2. Brokering the deal
Your affinity marketing specialist will help you select and approach a potential partner, who should accept your commercial proposition as long as it is relevant to its customer base and is also commercially risk-free.
Now is also the time to define the fine detail of the partnership and draw up a legal agreement covering all aspects of the campaign. In particular, you need to specify the commission per sale as well as the responsibilities allocated to both parties.
You also need to ensure that the marketing collateral conforms to both parties’ brand values and meets brand guidelines.
Tip Make sure you select a partner brand that you think would add value to your own customer base and the individuals within it.
3. Choosing the marketing channel
Brand A, the partner allowing its data to be used, will agree to the terms of a specific promotion to its customer base. It will choose either one of two strategies:
Brand A will promote a third party’s campaign using its own existing business collateral – eg bill statements, invoices and existing marketing material.
For example, imagine a major tour operator (brand A) and a big insurance brand (brand B) agree an affinity deal to promote a specialist accident insurance policy. In Strategy One, brand A would include a leaflet or brochure about brand B's insurance policy within its own marketing material.
In the above example, brand B would simply piggy-back on an existing brand A mailing to its customer base, be that a newsletter, statement or even an invoice.
Strategy One is therefore the simplest form of affinity marketing and easiest to implement. It requires less work for both brands.
Brand A will offer its customer database to brand B for its own use, under strict conditions.
Here, the tour operator (brand A) lends its customer or lapsed enquirers list to the insurance company (brand B) and will hand over its data accordingly. Brand B will then mail brand A’s database with a
co-branded offer aimed exclusively at the tour operator's customers.
Unlike Strategy One, the costs of the creative, print and postage are met by brand B, along with back-end commission to Brand A for every insurance policy it sells.
This is an excellent strategy because both parties are incentivised for the campaign to work.
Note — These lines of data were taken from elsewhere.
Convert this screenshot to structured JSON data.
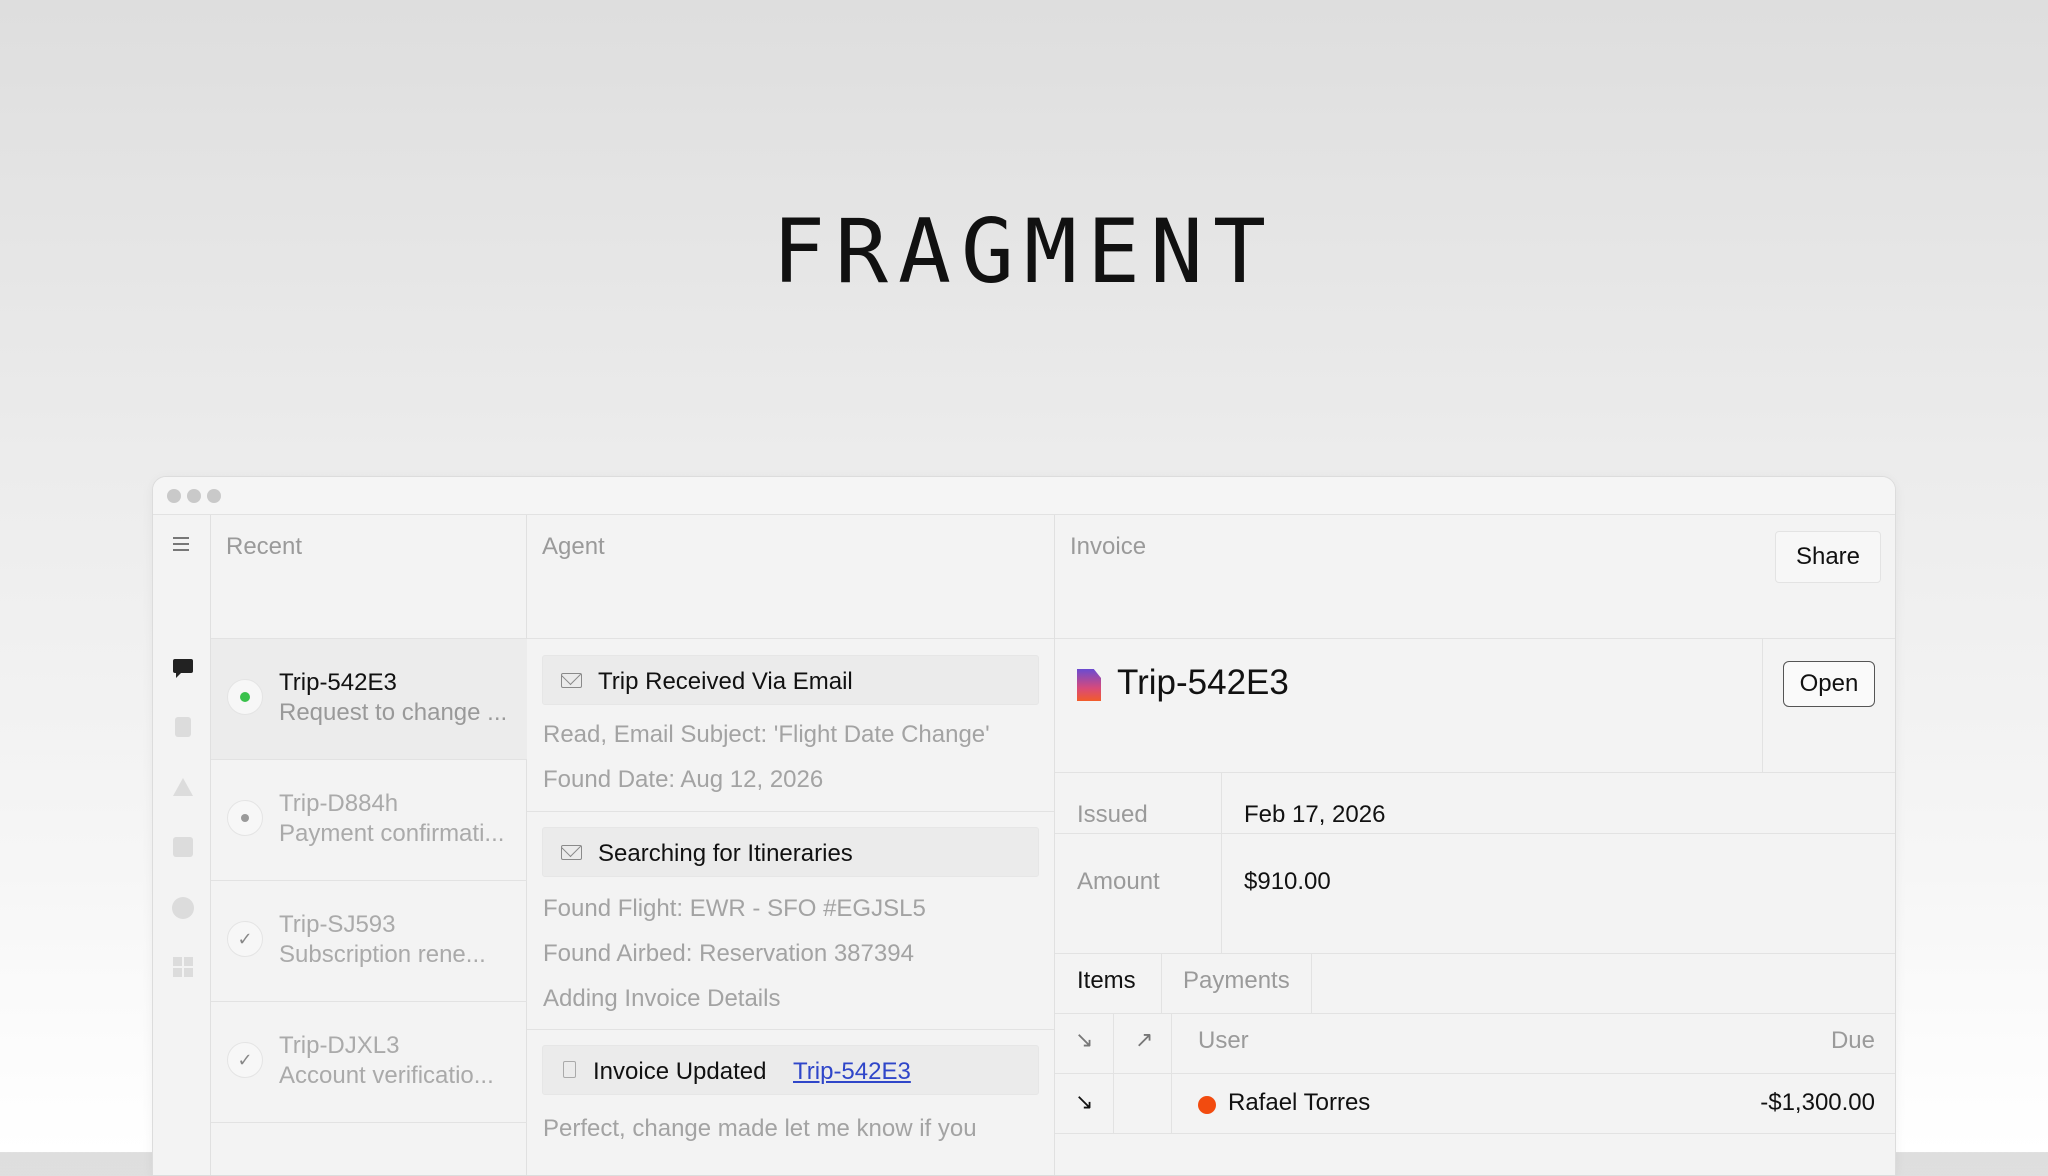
{
  "brand": "FRAGMENT",
  "columns": {
    "recent": "Recent",
    "agent": "Agent",
    "invoice": "Invoice"
  },
  "recent_items": [
    {
      "name": "Trip-542E3",
      "desc": "Request to change ...",
      "status": "active"
    },
    {
      "name": "Trip-D884h",
      "desc": "Payment confirmati...",
      "status": "pending"
    },
    {
      "name": "Trip-SJ593",
      "desc": "Subscription rene...",
      "status": "done"
    },
    {
      "name": "Trip-DJXL3",
      "desc": "Account verificatio...",
      "status": "done"
    }
  ],
  "agent": {
    "step1": {
      "label": "Trip Received Via Email",
      "lines": [
        "Read, Email Subject: 'Flight Date Change'",
        "Found Date: Aug 12, 2026"
      ]
    },
    "step2": {
      "label": "Searching for Itineraries",
      "lines": [
        "Found Flight: EWR - SFO #EGJSL5",
        "Found Airbed: Reservation 387394",
        "Adding Invoice Details"
      ]
    },
    "step3": {
      "label": "Invoice Updated",
      "link": "Trip-542E3"
    },
    "message": "Perfect, change made let me know if you"
  },
  "invoice": {
    "share_label": "Share",
    "title": "Trip-542E3",
    "open_label": "Open",
    "issued_label": "Issued",
    "issued_value": "Feb 17, 2026",
    "amount_label": "Amount",
    "amount_value": "$910.00",
    "tabs": [
      "Items",
      "Payments"
    ],
    "table": {
      "headers": {
        "user": "User",
        "due": "Due"
      },
      "rows": [
        {
          "user": "Rafael Torres",
          "due": "-$1,300.00",
          "dot_color": "#f24b0f"
        }
      ]
    }
  },
  "colors": {
    "accent_link": "#2f46c9",
    "status_green": "#39c14b",
    "user_dot": "#f24b0f"
  }
}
By contrast, when a brand simply buys data from a third party there is less incentive because the data seller gets paid whatever the outcome of the campaign.
Strategy Two is more complicated and expensive as an affinity strategy because it involves close cooperation between both parties throughout the campaign. The advantage, however, is that because it is a dedicated mailing, the responses are often higher.
Whether a brand opts for Strategy One, Strategy Two or both will depend on its commercial objectives and the terms of the affinity marketing agreement.
Potential pitfalls of affinity marketing
Brands will often rely on past experience to estimate returns. These are often inaccurate because (a) the offer is co-branded and (b) the data set hasn’t been used before.
Lack of binding agreement
Affinity partnerships are straightforward when implemented properly but can disintegrate if legal commitments are not fully specified prior to any campaign activity.
Producing a co-branded direct mail piece is expensive if the test volumes are small. Upon roll-out, however, the extra costs can be absorbed easily into the ROI model.